Not content with Frappucino obsessives alone, Starbucks is going after intense coffee snobs in Seattle and East Coasters who want a cheap cup of Joe in a New York minute.
The chain is rolling out two very different new store formats. ”Starbucks Reserve” stores will focus on small batch coffees from a flagship high-end Seattle roastery and tasting room. And in New York City, the chain is trying out a rapid-service, limited-menu “Starbucks Express” concept.
Starbucks—which has managed to present itself as both mass-market and high-end—is trying to steal customers at both ends, from fancy boutique roasters and from cheaper options such as Dunkin’ Donuts.
Starbucks is responding to two recent trends. The first is the rapid rise of specialty coffee roasters, most notably Stumptown, Intelligentsia, Counter Culture and Blue Bottle. These are what are known as “third wave” roasters, who focus intensely on the careful roasting and labor-intensive brewing of coffee, often sourced from a single farm. The language and culture of this world is more akin to that of wine than of commodity farming.

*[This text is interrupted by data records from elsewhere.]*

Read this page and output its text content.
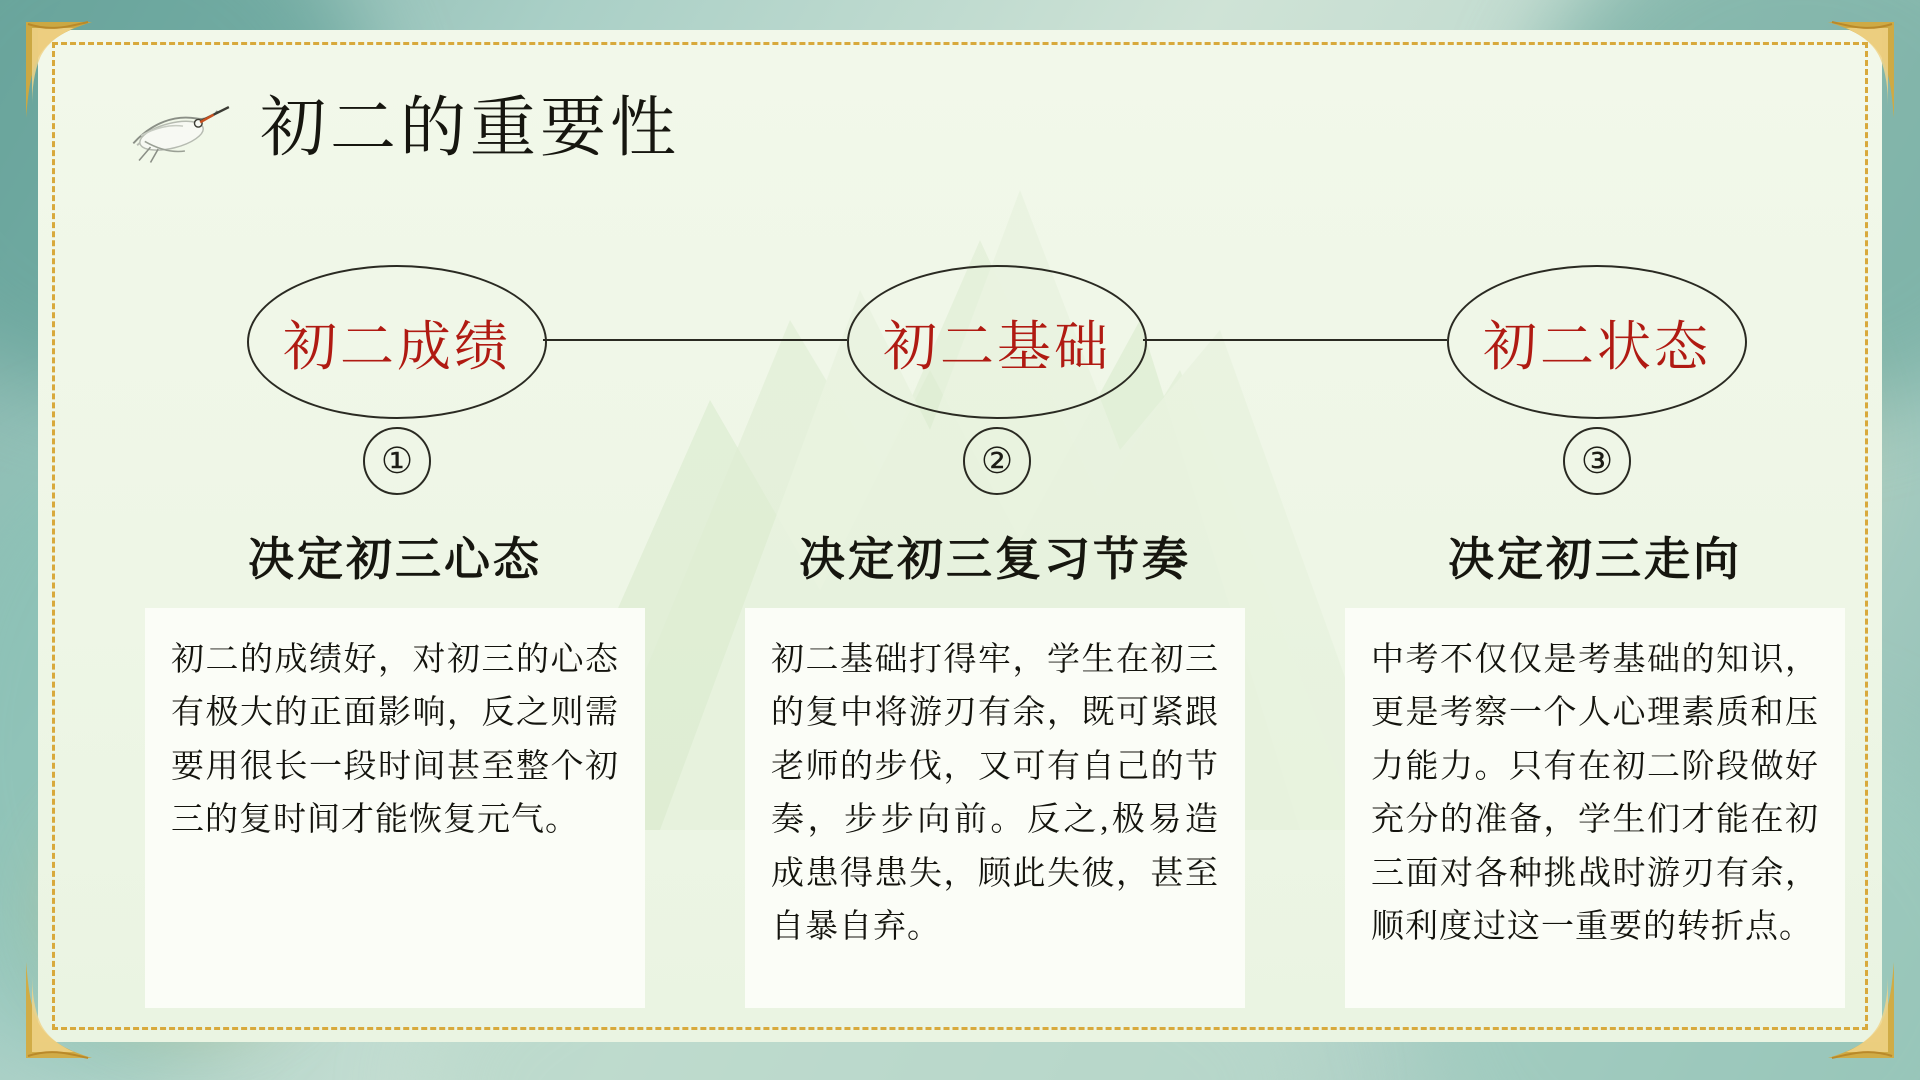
初二的重要性
初二成绩	初二基础	初二状态
①	②	③
决定初三心态	决定初三复习节奏	决定初三走向
初二的成绩好，对初三的心态有极大的正面影响，反之则需要用很长一段时间甚至整个初三的复时间才能恢复元气。
初二基础打得牢，学生在初三的复中将游刃有余，既可紧跟老师的步伐，又可有自己的节奏，步步向前。反之,极易造成患得患失，顾此失彼，甚至自暴自弃。
中考不仅仅是考基础的知识，更是考察一个人心理素质和压力能力。只有在初二阶段做好充分的准备，学生们才能在初三面对各种挑战时游刃有余，顺利度过这一重要的转折点。
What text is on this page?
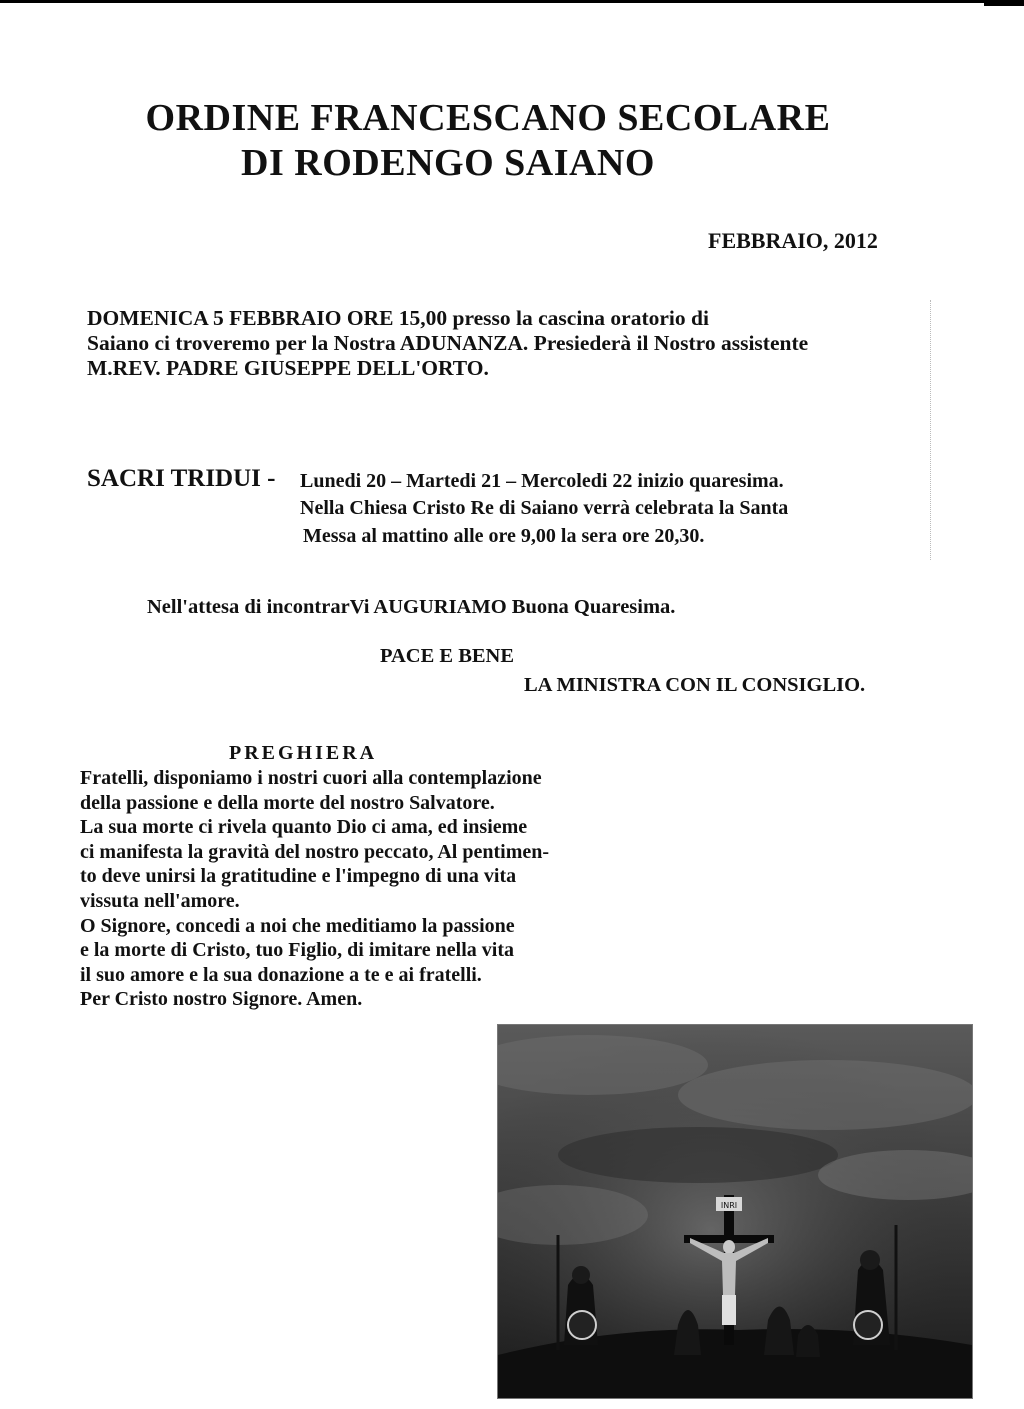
ORDINE FRANCESCANO SECOLARE
DI RODENGO SAIANO
FEBBRAIO, 2012
DOMENICA 5 FEBBRAIO ORE 15,00 presso la cascina oratorio di
Saiano ci troveremo per la Nostra ADUNANZA. Presiederà il Nostro assistente
M.REV. PADRE GIUSEPPE DELL'ORTO.
SACRI TRIDUI - Lunedi 20 – Martedi 21 – Mercoledi 22 inizio quaresima.
Nella Chiesa Cristo Re di Saiano verrà celebrata la Santa
Messa al mattino alle ore 9,00 la sera ore 20,30.
Nell'attesa di incontrarVi AUGURIAMO Buona Quaresima.
PACE E BENE
LA MINISTRA CON IL CONSIGLIO.
PREGHIERA
Fratelli, disponiamo i nostri cuori alla contemplazione
della passione e della morte del nostro Salvatore.
La sua morte ci rivela quanto Dio ci ama, ed insieme
ci manifesta la gravità del nostro peccato, Al pentimen-
to deve unirsi la gratitudine e l'impegno di una vita
vissuta nell'amore.
O Signore, concedi a noi che meditiamo la passione
e la morte di Cristo, tuo Figlio, di imitare nella vita
il suo amore e la sua donazione a te e ai fratelli.
Per Cristo nostro Signore. Amen.
INRI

With roots in the food-focused US cities Portland, Chicago, Durham, and San Francisco, these roasters are getting very ambitious. Stumptown has powerful private equity backing, and Blue Bottle raised $45 million in venture capital at a valuation more commonly associated with rapidly growing tech startups. They’re opening cafes around the United States, delivering high end beans via mail, getting into tech offices, distributing to independent stores, and looking to disrupt Starbucks’ bottled coffee business.
To compete with these upstarts, Starbucks Reserve’s dedicated roastery, retail store, and tasting room in Seattle seeks to increase the chain’s ability to roast premium coffee in small batches. The company plans to open 100 new Starbucks Reserve stores around the world over the next five years.
It remains to be seen whether the sorts of customers that pay up for third-wave coffee will go to Starbucks for a pour-over. Speciality roasters often define themselves in opposition to Starbucks, and their devotees criticize its ubiquitous coffee as bitter and acrid, due to the pressures of high-volume and a perceived tendency to overroast the beans for consistency’s sake.
The second challenge for Starbucks comes from fast food competitors improving their coffee options. As anyone who’s tried to pick up a Starbucks pumpkin spice latte on the way to work knows, lines can build up during peak morning hours. Dunkin’ Donuts, McDonald’s, and other downmarket chains serve increasingly good coffee very rapidly and inexpensively, due in large part to a much more limited and less labor-intensive menu. They’ve settled squarely into the big market that exists between the corner deli and the upmarket cafe, and they’re looking to expand their reach.
Starbucks is aping their approach, in New York City at least, with Starbucks Express stores that will offer a more limited menu in order to better accomodate rushed commuters. The stores will open in early 2015, according to the company.